Looking for concrete evidence (documentation or source code) on the behavior of cassandra 3.0+ on the following situation

Write of key1, value1 is requested with consistency level of QUORUM but only N replica responded success where N < QUORUM

What happen to those N nodes that just updated key1? Do they get rollback?

In cassandra documentation https://docs.datastax.com/en/cassandra-oss/3.0/cassandra/dml/dmlTransactionsDiffer.html

if using a write consistency level of QUORUM with a replication factor of 3, Cassandra will replicate the write to all nodes in the cluster and wait for acknowledgement from two nodes. If the write fails on one of the nodes but succeeds on the other, Cassandra reports a failure to replicate the write on that node. However, the replicated write that succeeds on the other node is not automatically rolled back.

It mentions if some write failed and did not satisfied consistency level, coordinator will return failure, but the data will persist on nodes that have write succeeded

But this means strong consistency can never be achieved even if R + W > number of replica as official. documentation suggested


Consider the following situation

replica number = 5
consistency level write = 3
consistency level read = 3

If a write is attempted , but one nodes succeeds , coordinator will return failure, but that one node will not rollback, so you need a consistency level of 5 in order to achieve strong consistentcy

The documentation has conflicting information

What am I getting wrong here?

2 Answers 2


I couldn't find much in the official documentation to support my point as concrete evidence, due to lack of detail on the full write path, but I can share my 2 cents on the topic.

I think I understand where you see the gap in consistency.

First let's establish that when a client reads with consistency level (CL) of LOCAL_QUORUM with replication factor (RF) 5, the Cassandra coordinator for that request will only contact 3 Cassandra replicas for a read (out of 5) - 1 to return the actual data to the coordinator, and the other 2 to return a digest of the data for a consistency check.

However, when a client writes with CL LOCAL_QUORUM against the same keyspace, the Cassandra coordinator will send the mutation to all reachable replicas. What the CL for mutations implies, in this example LOCAL_QUORUM, is that 3 replicas must succeed in completing the write request locally within the write timeout period (default 2 sec).

In other words if the coordinator doesn't receive an acknowledged write from at least 3 replicas within 2 seconds, the write is reported as failed to the client. Although in the background the coordinator will attempt to replicate it to all replicas in the cluster, with no rollbacks. If you have repairs running and tuned to gc_grace_seconds, eventually all 5 replicas will be consistent.

If a replica is unavailable, the coordinators can store write requests in the form of hints for a default period of 3h. As soon as unreachable nodes are back up, if hints didn't expire yet, the coordinator will send the previously failed mutations.

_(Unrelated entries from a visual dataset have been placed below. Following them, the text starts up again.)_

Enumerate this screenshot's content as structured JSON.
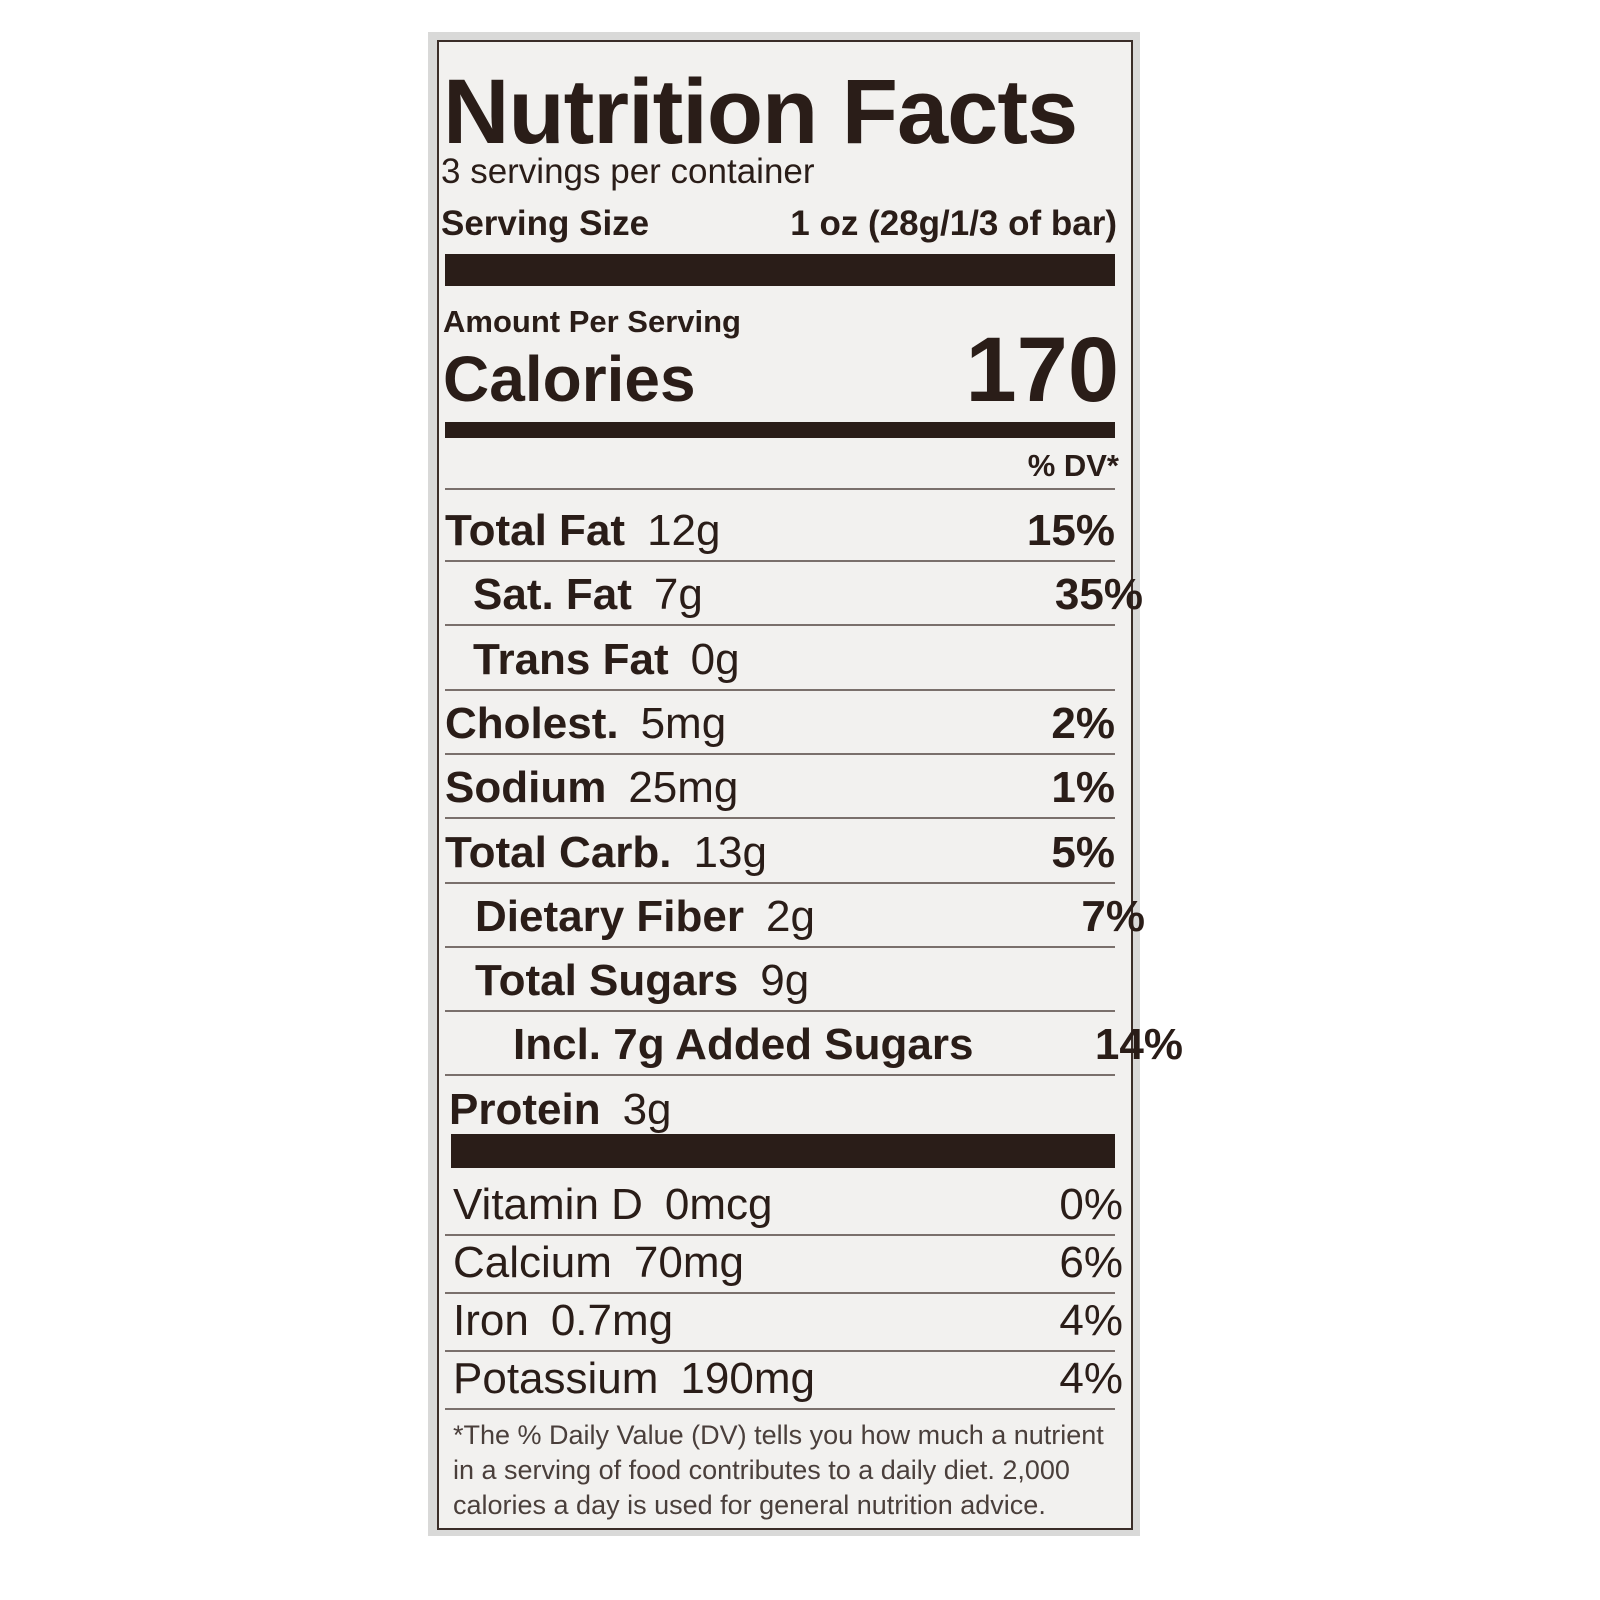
{
  "title": "Nutrition Facts",
  "servings": "3 servings per container",
  "serving_size": {
    "label": "Serving Size",
    "value": "1 oz (28g/1/3 of bar)"
  },
  "amount_per_serving": "Amount Per Serving",
  "calories": {
    "label": "Calories",
    "value": "170"
  },
  "dv_header": "% DV*",
  "nutrients": [
    {
      "name": "Total Fat",
      "amount": "12g",
      "dv": "15%"
    },
    {
      "name": "Sat. Fat",
      "amount": "7g",
      "dv": "35%"
    },
    {
      "name": "Trans Fat",
      "amount": "0g"
    },
    {
      "name": "Cholest.",
      "amount": "5mg",
      "dv": "2%"
    },
    {
      "name": "Sodium",
      "amount": "25mg",
      "dv": "1%"
    },
    {
      "name": "Total Carb.",
      "amount": "13g",
      "dv": "5%"
    },
    {
      "name": "Dietary Fiber",
      "amount": "2g",
      "dv": "7%"
    },
    {
      "name": "Total Sugars",
      "amount": "9g"
    },
    {
      "name": "Incl. 7g Added Sugars",
      "dv": "14%"
    },
    {
      "name": "Protein",
      "amount": "3g"
    }
  ],
  "vitamins": [
    {
      "name": "Vitamin D",
      "amount": "0mcg",
      "dv": "0%"
    },
    {
      "name": "Calcium",
      "amount": "70mg",
      "dv": "6%"
    },
    {
      "name": "Iron",
      "amount": "0.7mg",
      "dv": "4%"
    },
    {
      "name": "Potassium",
      "amount": "190mg",
      "dv": "4%"
    }
  ],
  "footnote": "*The % Daily Value (DV) tells you how much a nutrient in a serving of food contributes to a daily diet. 2,000 calories a day is used for general nutrition advice."
}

It should be noted that unreachable nodes will miss mutations past the 3h hint window. Then there are 2 possible ways to retrieve dropped mutations on previously unreachable nodes:

  • Read Repairs (passive) - If a coordinator detects a digest mismatch during a read with CL > 1, it will repair the mismatched data before returning the results to the client, in what's called a blocking read repair.
  • Anti-entropy Repairs (active) - Repairs are an essential operation in live Cassandra clusters that actively scan, hash, and compare ranges of data between replicas, encompassing the full dataset, and repair the data via streaming whenever inconsistencies are found.

Asking how Cassandra achieves strong consistency for failed writes is a moot point -- because they failed.

If the consistency for a write request is not met then by definition, the request failed. Anything that follows from that failed request is irrelevant.

For the second part of your question, Cassandra does not have a rollback mechanism. When a coordinator sends the mutation (write) to all the replicas, it waits for an acknowledgement from the replicas within write_request_timeout. If a coordinator doesn't hear back from the replica, it is impossible for it to know whether the replica succeeded persisting the mutation. This is an inherent problem in a distributed architecture.

The coordinator returns an UNAVAILABLE exception to the client when not enough replicas respond (consistency level is not met). The driver (client) will handle this exception depending on how it is configured. For example, the Java driver's DefaultRetryPolicy is to retry the write request on another coordinator by picking the next node in the query plan.

If the retry also fails then you as the developer have to decide how your app handles the write failure. Think of the scenario where your app issues a DELETE if your business rules require a rollback.

In your example, your assertion that setting the consistency to N replicas is incorrect since it won't achieve anything that QUORUM does. If any (or all) the replicas don't acknowledge the write then it is still marked as failed. I think your mistake is conflating consistency with rollback when they are separate mechanisms in the write path. Cheers!